SYMP 19-3
Animal movement ecology and the conservation of highly mobile species

Thursday, August 13, 2015: 2:30 PM
307, Baltimore Convention Center
William F. Fagan, Department of Biology, University of Maryland, College Park, MD
Sharon A. Bewick, Bioogy, University of Maryland, College Park, College Park, MD
Background/Question/Methods

Real landscapes are dynamic in space and time, and the scales over which such variation occurs can determine the success of different conservation strategies for resident species. Within such landscapes, real species rely on a variety of individual-level behaviors for movement and navigation. Movement behaviors such as long-distance searching and fine-scale foraging are often intermixed, but operate on vastly different spatial and temporal scales.  Individual experience, life-history traits, and resource dynamics combine to shape population-level patterns such as range residency, migration, and nomadism. Combining empirical movement data and powerful statistical approaches provides pathways for understanding animal movement on the large spatial scales that are so critical for conservation. Methods such as ‘animal models’ of pedigree effects, semi-variance functions for animal movement data, and special kernel density estimators that leverage the long term autocorrelations present in animal tracking data are increasingly essential tools at the interface of ecology and conservation.  Such approaches help ecologists interpret the consequences of conservation efforts, aid the analysis of large-scale datasets, and identify priority areas for conservation.

Results/Conclusions

The interface between basic ecology and conservation science is robust, and ecological principles are often critical to effective conservation.  However, the interface is actually a two-way street.
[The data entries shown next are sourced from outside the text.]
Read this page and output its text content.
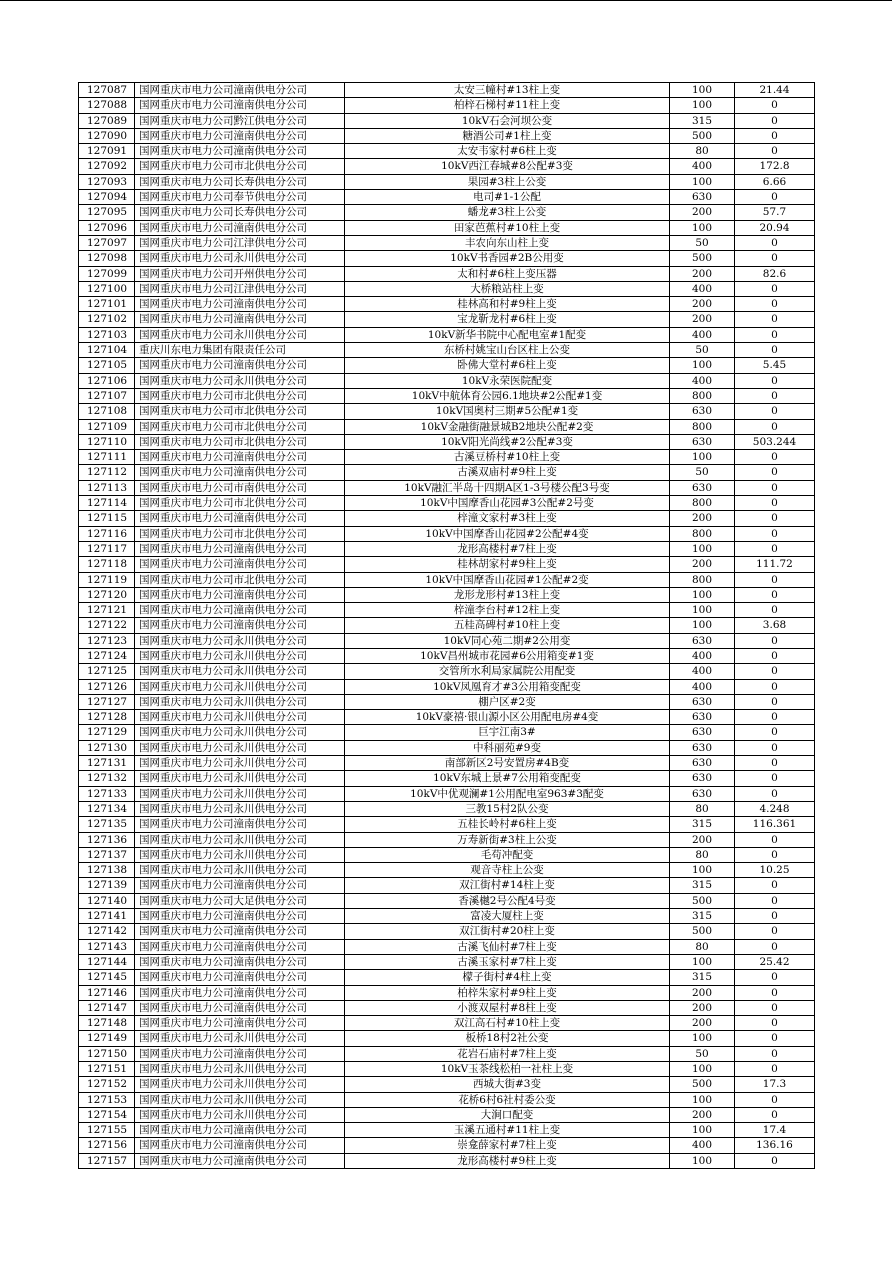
127087	国网重庆市电力公司潼南供电分公司	太安三幢村#13柱上变	100	21.44
127088	国网重庆市电力公司潼南供电分公司	柏梓石梯村#11柱上变	100	0
127089	国网重庆市电力公司黔江供电分公司	10kV石会河坝公变	315	0
127090	国网重庆市电力公司潼南供电分公司	糖酒公司#1柱上变	500	0
127091	国网重庆市电力公司潼南供电分公司	太安韦家村#6柱上变	80	0
127092	国网重庆市电力公司市北供电分公司	10kV西江春城#8公配#3变	400	172.8
127093	国网重庆市电力公司长寿供电分公司	果园#3柱上公变	100	6.66
127094	国网重庆市电力公司奉节供电分公司	电司#1-1公配	630	0
127095	国网重庆市电力公司长寿供电分公司	蟠龙#3柱上公变	200	57.7
127096	国网重庆市电力公司潼南供电分公司	田家芭蕉村#10柱上变	100	20.94
127097	国网重庆市电力公司江津供电分公司	丰农向东山柱上变	50	0
127098	国网重庆市电力公司永川供电分公司	10kV书香园#2B公用变	500	0
127099	国网重庆市电力公司开州供电分公司	太和村#6柱上变压器	200	82.6
127100	国网重庆市电力公司江津供电分公司	大桥粮站柱上变	400	0
127101	国网重庆市电力公司潼南供电分公司	桂林高和村#9柱上变	200	0
127102	国网重庆市电力公司潼南供电分公司	宝龙靳龙村#6柱上变	200	0
127103	国网重庆市电力公司永川供电分公司	10kV新华书院中心配电室#1配变	400	0
127104	重庆川东电力集团有限责任公司	东桥村姚宝山台区柱上公变	50	0
127105	国网重庆市电力公司潼南供电分公司	卧佛大堂村#6柱上变	100	5.45
127106	国网重庆市电力公司永川供电分公司	10kV永荣医院配变	400	0
127107	国网重庆市电力公司市北供电分公司	10kV中航体育公园6.1地块#2公配#1变	800	0
127108	国网重庆市电力公司市北供电分公司	10kV国奥村三期#5公配#1变	630	0
127109	国网重庆市电力公司市北供电分公司	10kV金融街融景城B2地块公配#2变	800	0
127110	国网重庆市电力公司市北供电分公司	10kV阳光尚线#2公配#3变	630	503.244
127111	国网重庆市电力公司潼南供电分公司	古溪豆桥村#10柱上变	100	0
127112	国网重庆市电力公司潼南供电分公司	古溪双庙村#9柱上变	50	0
127113	国网重庆市电力公司市南供电分公司	10kV融汇半岛十四期A区1-3号楼公配3号变	630	0
127114	国网重庆市电力公司市北供电分公司	10kV中国摩香山花园#3公配#2号变	800	0
127115	国网重庆市电力公司潼南供电分公司	梓潼文家村#3柱上变	200	0
127116	国网重庆市电力公司市北供电分公司	10kV中国摩香山花园#2公配#4变	800	0
127117	国网重庆市电力公司潼南供电分公司	龙形高楼村#7柱上变	100	0
127118	国网重庆市电力公司潼南供电分公司	桂林胡家村#9柱上变	200	111.72
127119	国网重庆市电力公司市北供电分公司	10kV中国摩香山花园#1公配#2变	800	0
127120	国网重庆市电力公司潼南供电分公司	龙形龙形村#13柱上变	100	0
127121	国网重庆市电力公司潼南供电分公司	梓潼李台村#12柱上变	100	0
127122	国网重庆市电力公司潼南供电分公司	五桂高碑村#10柱上变	100	3.68
127123	国网重庆市电力公司永川供电分公司	10kV同心苑二期#2公用变	630	0
127124	国网重庆市电力公司永川供电分公司	10kV昌州城市花园#6公用箱变#1变	400	0
127125	国网重庆市电力公司永川供电分公司	交管所水利局家属院公用配变	400	0
127126	国网重庆市电力公司永川供电分公司	10kV凤凰育才#3公用箱变配变	400	0
127127	国网重庆市电力公司永川供电分公司	棚户区#2变	630	0
127128	国网重庆市电力公司永川供电分公司	10kV豪禧·银山源小区公用配电房#4变	630	0
127129	国网重庆市电力公司永川供电分公司	巨宇江南3#	630	0
127130	国网重庆市电力公司永川供电分公司	中科丽苑#9变	630	0
127131	国网重庆市电力公司永川供电分公司	南部新区2号安置房#4B变	630	0
127132	国网重庆市电力公司永川供电分公司	10kV东城上景#7公用箱变配变	630	0
127133	国网重庆市电力公司永川供电分公司	10kV中优观澜#1公用配电室963#3配变	630	0
127134	国网重庆市电力公司永川供电分公司	三教15村2队公变	80	4.248
127135	国网重庆市电力公司潼南供电分公司	五桂长岭村#6柱上变	315	116.361
127136	国网重庆市电力公司永川供电分公司	万寿新街#3柱上公变	200	0
127137	国网重庆市电力公司永川供电分公司	毛苟冲配变	80	0
127138	国网重庆市电力公司永川供电分公司	观音寺柱上公变	100	10.25
127139	国网重庆市电力公司潼南供电分公司	双江街村#14柱上变	315	0
127140	国网重庆市电力公司大足供电分公司	香溪樾2号公配4号变	500	0
127141	国网重庆市电力公司潼南供电分公司	富凌大厦柱上变	315	0
127142	国网重庆市电力公司潼南供电分公司	双江街村#20柱上变	500	0
127143	国网重庆市电力公司潼南供电分公司	古溪飞仙村#7柱上变	80	0
127144	国网重庆市电力公司潼南供电分公司	古溪玉家村#7柱上变	100	25.42
127145	国网重庆市电力公司潼南供电分公司	檬子街村#4柱上变	315	0
127146	国网重庆市电力公司潼南供电分公司	柏梓朱家村#9柱上变	200	0
127147	国网重庆市电力公司潼南供电分公司	小渡双屋村#8柱上变	200	0
127148	国网重庆市电力公司潼南供电分公司	双江高石村#10柱上变	200	0
127149	国网重庆市电力公司永川供电分公司	板桥18村2社公变	100	0
127150	国网重庆市电力公司潼南供电分公司	花岩石庙村#7柱上变	50	0
127151	国网重庆市电力公司永川供电分公司	10kV玉茶线松柏一社柱上变	100	0
127152	国网重庆市电力公司永川供电分公司	西城大街#3变	500	17.3
127153	国网重庆市电力公司永川供电分公司	花桥6村6社村委公变	100	0
127154	国网重庆市电力公司永川供电分公司	大涧口配变	200	0
127155	国网重庆市电力公司潼南供电分公司	玉溪五通村#11柱上变	100	17.4
127156	国网重庆市电力公司潼南供电分公司	崇龛薛家村#7柱上变	400	136.16
127157	国网重庆市电力公司潼南供电分公司	龙形高楼村#9柱上变	100	0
For example, data on rare species can yield new insights on ecological processes, and conservation-relevant datasets present analytical challenges that inspire novel ecological techniques. I focus here on these latter connections, whereby conservation efforts spawn new ecological findings and approaches. For example, decades of investment in the conservation of the migratory whooping crane have provided an unparalleled dataset for learning about how the experience level of migrating birds influences group performance. Recent discoveries demonstrated that the migratory trajectories of young birds were more direct when they flew with older, more experienced birds. New results show that similar experience-based processes underlie migratory ‘shortstopping’ and the choice of overwintering sites. Likewise, analytical challenges characteristic of mammalian tracking data necessitate new statistical approaches. Examples include semi-variance approaches, which identify multiple movement modes and solve the sampling rate problem for tracking data, and autocorrelated kernel density estimators, which provide robust approaches for delineating animal ranges. Together these approaches reveal relationships among individual movements, landscape dynamics, and population level patterns, strengthening the bridge from conservation to basic ecology.